I was thinking today of when I went to the Buddhist retreat. We had an assignment of seeing ourselves driving a bus and everyone on the bus was a different image of our personality. At the end we would describe to the small class who we saw. I remember the instructor asking me if I had seen a little girl. I said no. She asked again “are you sure?”. The look on her face made me feel not as if I’d done anything wrong but as if I hadn’t seen the whole picture yet. As if there was something I had missed.
And now here she is. Staring me in the face. The little girl I thought I had healed. But a completely different reality of her. One I never could have had any foresight existed and…… it isn’t pretty. She’s damaged so much more than I ever realized. She hurting in ways I don’t know how to fix and I feel so very lost and alone in the world.
I have dealt with A LOT in my life and I suppose if I want to look at this pragmatically this came out now because maybe I wasn’t ready to handle it before. And truthfully I can see why.
Because….. it’s a lot. Too much. And it’s broken me down in ways I didn’t know I was capable of still breaking.
You see…… I have this image of always being competent. I have this persona of being strong, of always achieving what I set my mind to and work hard at. I carry this “I was broken, but I am not now” badge (incognito I used to think)………
Except…….now…..right now. I feel so completely not that at all.
I know I’ll find my way back. I have to. I’m not giving myself another option…. But just right now. Right at this moment I really don’t know how.

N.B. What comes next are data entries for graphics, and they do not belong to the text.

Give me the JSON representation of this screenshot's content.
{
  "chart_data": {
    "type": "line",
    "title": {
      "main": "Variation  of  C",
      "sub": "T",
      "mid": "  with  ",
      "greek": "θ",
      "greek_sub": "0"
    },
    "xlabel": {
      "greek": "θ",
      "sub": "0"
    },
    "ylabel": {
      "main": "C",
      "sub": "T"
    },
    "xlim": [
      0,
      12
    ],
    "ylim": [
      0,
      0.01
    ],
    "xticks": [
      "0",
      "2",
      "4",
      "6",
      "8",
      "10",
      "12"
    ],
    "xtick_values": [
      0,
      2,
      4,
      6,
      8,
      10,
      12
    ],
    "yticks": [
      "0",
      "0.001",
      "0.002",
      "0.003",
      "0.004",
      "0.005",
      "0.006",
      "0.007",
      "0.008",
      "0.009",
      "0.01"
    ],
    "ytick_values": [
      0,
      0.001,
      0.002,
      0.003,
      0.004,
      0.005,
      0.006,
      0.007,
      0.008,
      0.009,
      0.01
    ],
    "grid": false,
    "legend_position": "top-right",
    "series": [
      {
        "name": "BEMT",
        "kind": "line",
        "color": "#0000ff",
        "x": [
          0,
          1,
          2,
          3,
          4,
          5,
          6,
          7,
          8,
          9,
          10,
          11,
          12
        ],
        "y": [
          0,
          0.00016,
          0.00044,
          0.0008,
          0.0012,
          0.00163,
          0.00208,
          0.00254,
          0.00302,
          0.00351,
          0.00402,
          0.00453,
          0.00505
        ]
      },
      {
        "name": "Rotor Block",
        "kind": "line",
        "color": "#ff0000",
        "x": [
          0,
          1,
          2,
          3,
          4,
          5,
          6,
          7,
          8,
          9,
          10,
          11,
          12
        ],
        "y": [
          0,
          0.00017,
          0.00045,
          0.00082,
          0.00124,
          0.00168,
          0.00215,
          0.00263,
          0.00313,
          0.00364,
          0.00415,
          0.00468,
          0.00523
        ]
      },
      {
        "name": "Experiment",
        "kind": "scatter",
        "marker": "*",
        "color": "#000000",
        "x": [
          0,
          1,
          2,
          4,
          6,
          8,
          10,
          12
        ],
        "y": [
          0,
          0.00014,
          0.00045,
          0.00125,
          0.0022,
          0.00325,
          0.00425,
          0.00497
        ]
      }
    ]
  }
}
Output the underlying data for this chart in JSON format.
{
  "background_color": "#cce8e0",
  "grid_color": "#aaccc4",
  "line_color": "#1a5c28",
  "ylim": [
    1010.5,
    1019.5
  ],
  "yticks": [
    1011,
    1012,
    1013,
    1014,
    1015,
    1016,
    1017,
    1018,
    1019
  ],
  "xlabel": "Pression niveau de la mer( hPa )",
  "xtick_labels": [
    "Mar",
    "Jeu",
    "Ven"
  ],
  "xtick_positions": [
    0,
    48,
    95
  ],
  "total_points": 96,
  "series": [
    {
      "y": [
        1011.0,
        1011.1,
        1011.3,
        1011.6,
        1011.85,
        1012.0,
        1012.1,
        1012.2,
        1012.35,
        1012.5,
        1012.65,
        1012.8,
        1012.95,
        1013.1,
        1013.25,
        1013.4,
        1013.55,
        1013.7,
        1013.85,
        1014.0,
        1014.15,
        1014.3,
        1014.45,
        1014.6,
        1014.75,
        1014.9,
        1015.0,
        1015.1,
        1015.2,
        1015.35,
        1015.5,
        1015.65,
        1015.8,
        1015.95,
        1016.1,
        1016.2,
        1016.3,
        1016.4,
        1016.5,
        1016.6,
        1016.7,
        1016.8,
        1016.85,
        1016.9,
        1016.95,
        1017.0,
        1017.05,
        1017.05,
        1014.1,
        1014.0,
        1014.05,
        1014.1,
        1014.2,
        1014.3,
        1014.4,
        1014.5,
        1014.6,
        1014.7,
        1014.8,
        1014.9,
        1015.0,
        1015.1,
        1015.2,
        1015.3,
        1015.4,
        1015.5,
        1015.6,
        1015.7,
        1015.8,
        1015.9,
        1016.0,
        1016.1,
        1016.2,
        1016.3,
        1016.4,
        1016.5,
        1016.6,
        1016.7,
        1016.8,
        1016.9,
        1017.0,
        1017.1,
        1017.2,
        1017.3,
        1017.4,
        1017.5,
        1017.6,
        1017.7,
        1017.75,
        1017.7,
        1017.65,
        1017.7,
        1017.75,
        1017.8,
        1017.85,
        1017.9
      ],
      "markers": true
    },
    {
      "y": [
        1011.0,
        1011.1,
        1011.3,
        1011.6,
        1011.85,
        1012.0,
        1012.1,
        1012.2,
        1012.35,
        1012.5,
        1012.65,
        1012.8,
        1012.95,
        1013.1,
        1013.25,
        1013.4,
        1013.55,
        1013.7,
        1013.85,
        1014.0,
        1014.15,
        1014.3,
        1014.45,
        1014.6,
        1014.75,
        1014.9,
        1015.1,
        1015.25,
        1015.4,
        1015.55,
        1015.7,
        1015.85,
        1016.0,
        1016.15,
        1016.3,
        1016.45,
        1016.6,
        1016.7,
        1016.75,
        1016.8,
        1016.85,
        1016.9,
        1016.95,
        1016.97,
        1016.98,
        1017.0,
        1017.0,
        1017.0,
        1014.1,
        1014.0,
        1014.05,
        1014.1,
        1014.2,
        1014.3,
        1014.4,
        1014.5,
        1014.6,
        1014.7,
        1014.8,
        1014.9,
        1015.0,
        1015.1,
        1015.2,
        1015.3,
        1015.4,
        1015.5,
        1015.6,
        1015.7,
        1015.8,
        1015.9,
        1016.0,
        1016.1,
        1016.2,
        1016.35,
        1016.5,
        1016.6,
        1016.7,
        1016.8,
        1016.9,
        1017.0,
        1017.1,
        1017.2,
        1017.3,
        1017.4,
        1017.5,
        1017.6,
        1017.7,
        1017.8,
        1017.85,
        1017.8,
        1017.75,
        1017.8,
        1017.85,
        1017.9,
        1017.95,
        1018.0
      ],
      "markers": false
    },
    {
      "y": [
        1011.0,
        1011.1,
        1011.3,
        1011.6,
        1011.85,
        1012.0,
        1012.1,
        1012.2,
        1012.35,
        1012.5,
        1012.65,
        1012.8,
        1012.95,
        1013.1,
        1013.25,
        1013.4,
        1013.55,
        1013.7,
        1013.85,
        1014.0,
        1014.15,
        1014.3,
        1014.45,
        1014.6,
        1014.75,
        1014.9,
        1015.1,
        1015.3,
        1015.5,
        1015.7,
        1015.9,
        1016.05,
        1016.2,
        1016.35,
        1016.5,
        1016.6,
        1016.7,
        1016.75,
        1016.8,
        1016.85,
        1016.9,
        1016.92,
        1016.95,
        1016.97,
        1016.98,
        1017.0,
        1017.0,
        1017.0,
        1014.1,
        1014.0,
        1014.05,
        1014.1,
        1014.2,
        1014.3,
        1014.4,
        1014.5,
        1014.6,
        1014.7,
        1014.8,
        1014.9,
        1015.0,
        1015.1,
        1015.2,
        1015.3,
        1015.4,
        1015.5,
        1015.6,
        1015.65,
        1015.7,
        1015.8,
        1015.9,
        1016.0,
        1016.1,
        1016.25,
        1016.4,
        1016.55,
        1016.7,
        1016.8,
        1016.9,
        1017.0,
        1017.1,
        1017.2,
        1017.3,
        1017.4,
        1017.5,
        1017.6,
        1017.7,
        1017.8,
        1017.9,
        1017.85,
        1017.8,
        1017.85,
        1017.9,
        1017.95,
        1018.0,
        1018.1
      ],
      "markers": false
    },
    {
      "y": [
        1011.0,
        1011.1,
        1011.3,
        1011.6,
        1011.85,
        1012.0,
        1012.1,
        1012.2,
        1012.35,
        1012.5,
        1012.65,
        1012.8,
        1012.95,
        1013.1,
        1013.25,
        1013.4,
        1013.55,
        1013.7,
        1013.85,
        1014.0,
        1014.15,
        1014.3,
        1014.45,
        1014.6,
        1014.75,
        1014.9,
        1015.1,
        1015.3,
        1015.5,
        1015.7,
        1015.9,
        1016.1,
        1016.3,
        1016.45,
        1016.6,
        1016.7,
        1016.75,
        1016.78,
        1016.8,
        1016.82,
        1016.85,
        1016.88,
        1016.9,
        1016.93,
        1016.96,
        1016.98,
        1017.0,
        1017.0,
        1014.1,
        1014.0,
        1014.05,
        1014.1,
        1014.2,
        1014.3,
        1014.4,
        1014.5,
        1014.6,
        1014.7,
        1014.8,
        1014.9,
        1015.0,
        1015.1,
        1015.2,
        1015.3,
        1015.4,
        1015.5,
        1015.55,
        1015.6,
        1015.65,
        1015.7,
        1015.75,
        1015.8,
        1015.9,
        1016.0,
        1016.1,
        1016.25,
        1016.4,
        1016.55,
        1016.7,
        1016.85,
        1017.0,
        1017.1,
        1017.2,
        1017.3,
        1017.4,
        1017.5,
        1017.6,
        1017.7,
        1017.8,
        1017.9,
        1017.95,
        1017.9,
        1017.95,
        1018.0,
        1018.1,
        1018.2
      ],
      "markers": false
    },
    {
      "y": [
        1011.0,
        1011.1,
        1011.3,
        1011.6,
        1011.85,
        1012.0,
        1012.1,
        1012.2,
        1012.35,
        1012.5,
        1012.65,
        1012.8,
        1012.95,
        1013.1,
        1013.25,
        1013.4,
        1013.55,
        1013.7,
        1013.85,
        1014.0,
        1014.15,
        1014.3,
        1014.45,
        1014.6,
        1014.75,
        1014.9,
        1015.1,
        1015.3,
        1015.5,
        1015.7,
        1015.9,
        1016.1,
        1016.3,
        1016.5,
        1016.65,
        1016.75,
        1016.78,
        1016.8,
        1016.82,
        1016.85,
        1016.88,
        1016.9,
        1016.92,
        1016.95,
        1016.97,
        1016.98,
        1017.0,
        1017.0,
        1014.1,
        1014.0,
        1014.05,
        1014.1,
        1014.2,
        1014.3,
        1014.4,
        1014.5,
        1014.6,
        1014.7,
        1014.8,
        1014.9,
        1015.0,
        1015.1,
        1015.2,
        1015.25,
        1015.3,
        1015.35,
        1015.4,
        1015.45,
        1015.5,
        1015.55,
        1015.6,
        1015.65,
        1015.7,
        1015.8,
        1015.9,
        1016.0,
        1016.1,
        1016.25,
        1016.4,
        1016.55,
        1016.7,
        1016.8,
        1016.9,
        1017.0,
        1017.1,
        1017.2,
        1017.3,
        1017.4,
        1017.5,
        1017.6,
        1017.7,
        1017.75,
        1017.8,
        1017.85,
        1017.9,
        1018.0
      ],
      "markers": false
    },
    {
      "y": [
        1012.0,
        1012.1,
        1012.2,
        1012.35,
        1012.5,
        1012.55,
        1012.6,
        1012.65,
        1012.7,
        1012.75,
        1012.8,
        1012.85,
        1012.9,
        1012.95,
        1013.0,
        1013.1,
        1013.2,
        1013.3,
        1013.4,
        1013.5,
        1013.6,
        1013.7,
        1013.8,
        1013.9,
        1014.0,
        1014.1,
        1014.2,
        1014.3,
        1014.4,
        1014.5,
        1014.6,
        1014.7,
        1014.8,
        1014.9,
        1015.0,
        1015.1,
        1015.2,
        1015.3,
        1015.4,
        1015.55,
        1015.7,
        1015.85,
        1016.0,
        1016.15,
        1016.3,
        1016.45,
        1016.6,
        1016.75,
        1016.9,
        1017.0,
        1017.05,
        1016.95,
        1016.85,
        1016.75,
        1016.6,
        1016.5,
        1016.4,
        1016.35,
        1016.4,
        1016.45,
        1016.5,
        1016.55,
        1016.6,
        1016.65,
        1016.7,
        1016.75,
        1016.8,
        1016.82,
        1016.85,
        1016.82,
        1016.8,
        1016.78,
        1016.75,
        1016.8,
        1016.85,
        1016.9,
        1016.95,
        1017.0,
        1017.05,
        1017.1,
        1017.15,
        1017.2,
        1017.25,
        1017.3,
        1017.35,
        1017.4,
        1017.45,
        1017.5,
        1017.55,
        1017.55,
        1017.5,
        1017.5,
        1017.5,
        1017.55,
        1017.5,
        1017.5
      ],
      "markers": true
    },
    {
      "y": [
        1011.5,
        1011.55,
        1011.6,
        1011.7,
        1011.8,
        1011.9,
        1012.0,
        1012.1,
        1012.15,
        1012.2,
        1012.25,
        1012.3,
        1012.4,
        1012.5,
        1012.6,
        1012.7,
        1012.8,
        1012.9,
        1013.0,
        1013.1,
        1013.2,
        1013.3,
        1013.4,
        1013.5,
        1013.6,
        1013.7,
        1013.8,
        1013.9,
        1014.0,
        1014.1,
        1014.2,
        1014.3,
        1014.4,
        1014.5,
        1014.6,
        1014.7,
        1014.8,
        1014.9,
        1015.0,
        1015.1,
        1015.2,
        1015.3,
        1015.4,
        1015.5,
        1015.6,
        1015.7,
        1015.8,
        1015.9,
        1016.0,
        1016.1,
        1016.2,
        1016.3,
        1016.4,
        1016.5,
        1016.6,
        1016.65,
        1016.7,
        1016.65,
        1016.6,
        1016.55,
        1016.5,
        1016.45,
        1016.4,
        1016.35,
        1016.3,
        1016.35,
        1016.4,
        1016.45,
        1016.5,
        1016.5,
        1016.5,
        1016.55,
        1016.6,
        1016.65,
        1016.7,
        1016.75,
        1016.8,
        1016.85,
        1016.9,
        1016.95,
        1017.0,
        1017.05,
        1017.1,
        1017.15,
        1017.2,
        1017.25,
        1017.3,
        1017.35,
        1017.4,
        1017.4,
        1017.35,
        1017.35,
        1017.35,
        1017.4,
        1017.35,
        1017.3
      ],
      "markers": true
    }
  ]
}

At least, I can still clearly see what I want in life. My house. My business. Stability for my 3 angels. Peace in my heart and if I’m lucky and all the stars want to align…a man with a good heart that loves me infinitely in the ways that I need, even when I don’t know I need it.
I would say life has been good to me. But it would be a lie. My life has been one God damn struggle after another and I’ve rised or tried to rise as best I could.
And right now I just hope God continues to give me the strength I need to persevere against what seem like insurmountable odds. I just hope that I can find my way.